The long incubation period for Johne’s disease makes evaluation of control schemes difficult, and so this long-term cohort study offers a rare and valuable insight into the disease epidemiology. A longitudinal study was carried out following a cohort of 440 UK dairy cows in 6 herds recruited in 2012-2013. Individuals entering the milking herd were routinely monitored for the presence of MAP using quarterly milk ELISA testing. Using a Cox proportional-hazards regression model the relationship between time until first detection of infection and dam MAP status was investigated. We then compared the magnitude of the effect of dam status with that of other risk factors in order to understand its relative importance.

Dam status was found to be the only observed factor that was significantly associated with time to an individual testing MAP-positive (p = 0.012). When compared to negative dams, we found a marginally significant effect of having a positive dam at time of calving, that increased the hazard of an individual testing positive by a factor of 2.6 (95% confidence interval: 0.89–7.79, p = 0.081). Further positive associations were found with dams becoming positive after the birth of the subject; a dam seroconverting within 12 months post parturition being associated with a 3.6 fold increase in hazard (95% confidence interval: 1.32–9.77, p = 0.013), and dams seroconverting more than a year after calving increased the hazard by a factor of 2.8 (95% confidence interval: 1.39–5.76, p = 0.004).

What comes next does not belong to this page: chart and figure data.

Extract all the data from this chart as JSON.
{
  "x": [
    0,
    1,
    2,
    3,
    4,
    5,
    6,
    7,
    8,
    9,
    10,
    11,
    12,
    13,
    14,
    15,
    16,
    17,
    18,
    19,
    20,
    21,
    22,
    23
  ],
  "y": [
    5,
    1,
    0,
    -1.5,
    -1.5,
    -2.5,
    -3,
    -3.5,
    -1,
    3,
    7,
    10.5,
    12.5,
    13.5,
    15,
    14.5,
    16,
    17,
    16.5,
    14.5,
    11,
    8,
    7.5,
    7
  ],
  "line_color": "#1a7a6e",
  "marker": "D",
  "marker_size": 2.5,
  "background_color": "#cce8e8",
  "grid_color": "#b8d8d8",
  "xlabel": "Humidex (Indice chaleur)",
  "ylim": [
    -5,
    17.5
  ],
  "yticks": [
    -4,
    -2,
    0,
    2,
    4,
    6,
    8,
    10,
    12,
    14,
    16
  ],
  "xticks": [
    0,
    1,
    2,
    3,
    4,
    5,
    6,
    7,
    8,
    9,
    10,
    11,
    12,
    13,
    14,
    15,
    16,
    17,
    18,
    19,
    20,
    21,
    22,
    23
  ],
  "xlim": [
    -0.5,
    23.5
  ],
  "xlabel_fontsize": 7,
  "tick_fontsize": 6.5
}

These results suggest that cows may be transmitting MAP to their offspring at an earlier stage than had previously been thought, and so raise important questions about how this transmission may be occurring. The results of the study may have important practical implications for the management on-farm of the offspring of MAP-positive animals, with the potential to vastly reduce the time required to eliminate this chronic disease.

Comment: For faster control of Johne’s disease in dairy herds it is advisable to tell herd owners not to retain as herd replacements any heifer born to a cow that tests positive for Johne’s disease. This study supports that recommendation (using ELISA as the Johne’s disease test) and extends it to include calves born to cows that test positive AFTER calving. Not culling calves born to test-positive dams will result in more MAP-infected heifers entering the herd as replacements and then infecting more calves thereby slowing progress of a control program. That said, in my experience it is difficult enough to get herd owners to act on positive test results on cows, much less act on the probabilities that their calves are also infected. Hopefully, this report and others like it will help to strengthen culling recommendations to include calves born to ELISA-positive dams resulting in more successful control of Johne’s disease in dairy herds.